As the rental market in New Zealand grows, Prime Minister Jacinda Ardern said laws haven’t kept up with the likes of Europe, where some people rent their entire lives.
The Privacy Commissioner has felt it necessary to remind landlords about what information they can and can't demand for tenants, suggesting that the relationship between landlords and tenants isn't quite as equal as some might think.
But Ms Ardern admitted she doesn't think the power balance is quite right.
She told TVNZ1's Breakfast this morning that's why the Government had made changes on issues like insulation - to "lift the standard".
"We shouldn't place all landlords in same category because there are of course those landlords who are seeking to create an environment that's really livable and then there are some who just aren't," she said.
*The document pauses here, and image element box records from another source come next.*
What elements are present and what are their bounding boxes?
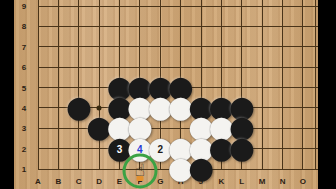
row-label: 5: [22, 83, 26, 92]
grid-line-horizontal: [38, 6, 318, 7]
column-label: K: [219, 177, 225, 186]
grid-line-horizontal: [38, 46, 318, 47]
column-label: O: [300, 177, 306, 186]
column-label: B: [55, 177, 61, 186]
right-letterbox-bar: [318, 0, 336, 189]
row-label: 7: [22, 42, 26, 51]
row-label: 3: [22, 124, 26, 133]
column-label: L: [239, 177, 244, 186]
stone-glyph: ●: [188, 153, 214, 183]
stone-glyph: ●: [229, 132, 255, 162]
stone-black: ●: [231, 138, 252, 159]
row-label: 8: [22, 22, 26, 31]
row-label: 2: [22, 144, 26, 153]
column-label: N: [280, 177, 286, 186]
column-label: E: [117, 177, 122, 186]
row-label: 4: [22, 103, 26, 112]
left-letterbox-bar: [0, 0, 14, 189]
column-label: G: [157, 177, 163, 186]
column-label: A: [35, 177, 41, 186]
column-label: C: [76, 177, 82, 186]
column-label: M: [259, 177, 266, 186]
hand-cuff: [136, 176, 143, 181]
stone-black: ●: [191, 159, 212, 180]
row-label: 6: [22, 63, 26, 72]
grid-line-horizontal: [38, 26, 318, 27]
column-label: D: [96, 177, 102, 186]
row-label: 9: [22, 2, 26, 11]
row-label: 1: [22, 165, 26, 174]
screen: 123456789ABCDEFGHJKLMNO ●●●●●●●●●●●●●●●●…: [0, 0, 336, 189]
go-board[interactable]: 123456789ABCDEFGHJKLMNO ●●●●●●●●●●●●●●●●…: [14, 0, 318, 189]
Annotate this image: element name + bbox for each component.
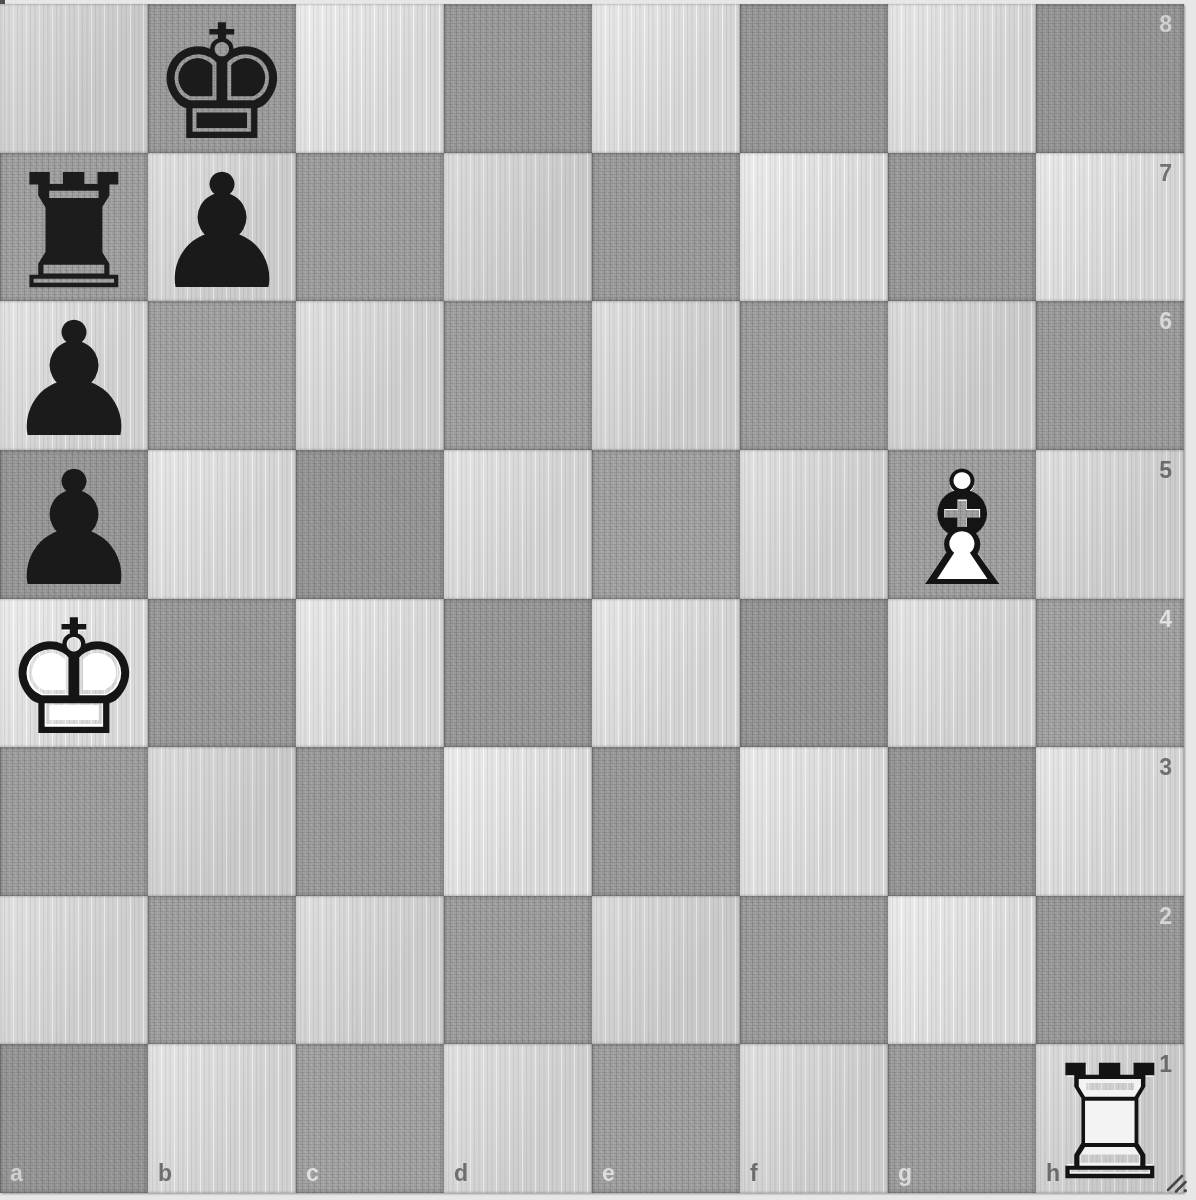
square-a1[interactable]: a: [0, 1044, 148, 1193]
square-b4[interactable]: [148, 599, 296, 748]
square-e7[interactable]: [592, 153, 740, 302]
square-g2[interactable]: [888, 896, 1036, 1045]
square-h4[interactable]: 4: [1036, 599, 1184, 748]
file-label-h: h: [1046, 1160, 1060, 1187]
chess-board: ♚8♜♟7♟6♟♝♗5♚♔432abcdefg1h♜♖: [0, 4, 1184, 1193]
square-h5[interactable]: 5: [1036, 450, 1184, 599]
square-c8[interactable]: [296, 4, 444, 153]
black-pawn[interactable]: ♟: [0, 301, 148, 450]
file-label-b: b: [158, 1160, 172, 1187]
square-g3[interactable]: [888, 747, 1036, 896]
square-g7[interactable]: [888, 153, 1036, 302]
square-h6[interactable]: 6: [1036, 301, 1184, 450]
resize-grip-icon[interactable]: [1161, 1167, 1188, 1194]
file-label-e: e: [602, 1160, 615, 1187]
square-a4[interactable]: ♚♔: [0, 599, 148, 748]
square-b6[interactable]: [148, 301, 296, 450]
square-e6[interactable]: [592, 301, 740, 450]
white-king[interactable]: ♚♔: [0, 599, 148, 748]
square-a6[interactable]: ♟: [0, 301, 148, 450]
square-d8[interactable]: [444, 4, 592, 153]
rank-label-6: 6: [1159, 308, 1172, 335]
square-a2[interactable]: [0, 896, 148, 1045]
square-c6[interactable]: [296, 301, 444, 450]
square-h3[interactable]: 3: [1036, 747, 1184, 896]
square-c7[interactable]: [296, 153, 444, 302]
square-g1[interactable]: g: [888, 1044, 1036, 1193]
square-a5[interactable]: ♟: [0, 450, 148, 599]
square-g6[interactable]: [888, 301, 1036, 450]
rank-label-5: 5: [1159, 457, 1172, 484]
square-d6[interactable]: [444, 301, 592, 450]
square-d4[interactable]: [444, 599, 592, 748]
square-a7[interactable]: ♜: [0, 153, 148, 302]
square-b2[interactable]: [148, 896, 296, 1045]
square-c2[interactable]: [296, 896, 444, 1045]
rank-label-3: 3: [1159, 754, 1172, 781]
square-h7[interactable]: 7: [1036, 153, 1184, 302]
file-label-d: d: [454, 1160, 468, 1187]
square-h2[interactable]: 2: [1036, 896, 1184, 1045]
square-d1[interactable]: d: [444, 1044, 592, 1193]
file-label-a: a: [10, 1160, 23, 1187]
square-c1[interactable]: c: [296, 1044, 444, 1193]
square-b3[interactable]: [148, 747, 296, 896]
square-d3[interactable]: [444, 747, 592, 896]
square-e8[interactable]: [592, 4, 740, 153]
square-e5[interactable]: [592, 450, 740, 599]
black-rook[interactable]: ♜: [0, 153, 148, 302]
chess-board-page: ♚8♜♟7♟6♟♝♗5♚♔432abcdefg1h♜♖: [0, 0, 1196, 1200]
square-d2[interactable]: [444, 896, 592, 1045]
square-a3[interactable]: [0, 747, 148, 896]
square-e4[interactable]: [592, 599, 740, 748]
square-c5[interactable]: [296, 450, 444, 599]
square-a8[interactable]: [0, 4, 148, 153]
black-pawn[interactable]: ♟: [0, 450, 148, 599]
square-g5[interactable]: ♝♗: [888, 450, 1036, 599]
square-e1[interactable]: e: [592, 1044, 740, 1193]
square-g4[interactable]: [888, 599, 1036, 748]
square-f1[interactable]: f: [740, 1044, 888, 1193]
square-e2[interactable]: [592, 896, 740, 1045]
square-f4[interactable]: [740, 599, 888, 748]
black-pawn[interactable]: ♟: [148, 153, 296, 302]
rank-label-2: 2: [1159, 903, 1172, 930]
square-g8[interactable]: [888, 4, 1036, 153]
rank-label-4: 4: [1159, 606, 1172, 633]
square-f8[interactable]: [740, 4, 888, 153]
file-label-g: g: [898, 1160, 912, 1187]
rank-label-8: 8: [1159, 11, 1172, 38]
white-bishop[interactable]: ♝♗: [888, 450, 1036, 599]
black-king[interactable]: ♚: [148, 4, 296, 153]
square-e3[interactable]: [592, 747, 740, 896]
rank-label-7: 7: [1159, 160, 1172, 187]
rank-label-1: 1: [1159, 1051, 1172, 1078]
square-d7[interactable]: [444, 153, 592, 302]
file-label-c: c: [306, 1160, 319, 1187]
square-d5[interactable]: [444, 450, 592, 599]
file-label-f: f: [750, 1160, 758, 1187]
square-b5[interactable]: [148, 450, 296, 599]
square-b7[interactable]: ♟: [148, 153, 296, 302]
square-f3[interactable]: [740, 747, 888, 896]
square-b8[interactable]: ♚: [148, 4, 296, 153]
square-b1[interactable]: b: [148, 1044, 296, 1193]
square-f2[interactable]: [740, 896, 888, 1045]
square-f6[interactable]: [740, 301, 888, 450]
square-c4[interactable]: [296, 599, 444, 748]
square-f5[interactable]: [740, 450, 888, 599]
square-h8[interactable]: 8: [1036, 4, 1184, 153]
square-f7[interactable]: [740, 153, 888, 302]
square-c3[interactable]: [296, 747, 444, 896]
"So putting in place those Healthy Home standards was really important but we are doing more than that as well."
Ms Ardern said the Government had put out a document seeking opinions from the public on tenancy laws, including issues like rent rises, notice periods and mutual agreements on things like having pets.
"For landlords, they'll take a particular perspective, and tenants another," she said. "However, I think there is some common ground - landlords want good tenants and they want some certainty around good tenants staying; tenants want to be able to know that if they are going to stay for a long time what kind of experience they'll have."
Ms Ardern said it was "a real balancing act" between accommodating those who choose to rent, while acknowledging that some people don't want to rent long term and will want to own at some point.
But as renting becomes more common, there is work to be done, Ms Ardern said.
"We've grown a rental market in New Zealand and it's become increasingly used by people, particularly as we've had the housing crisis, but our laws aren't based on what you see overseas - in Europe in particular - where people will sometimes rent their entire lives.
"We just haven't built our tenancy laws around that kind of occupation."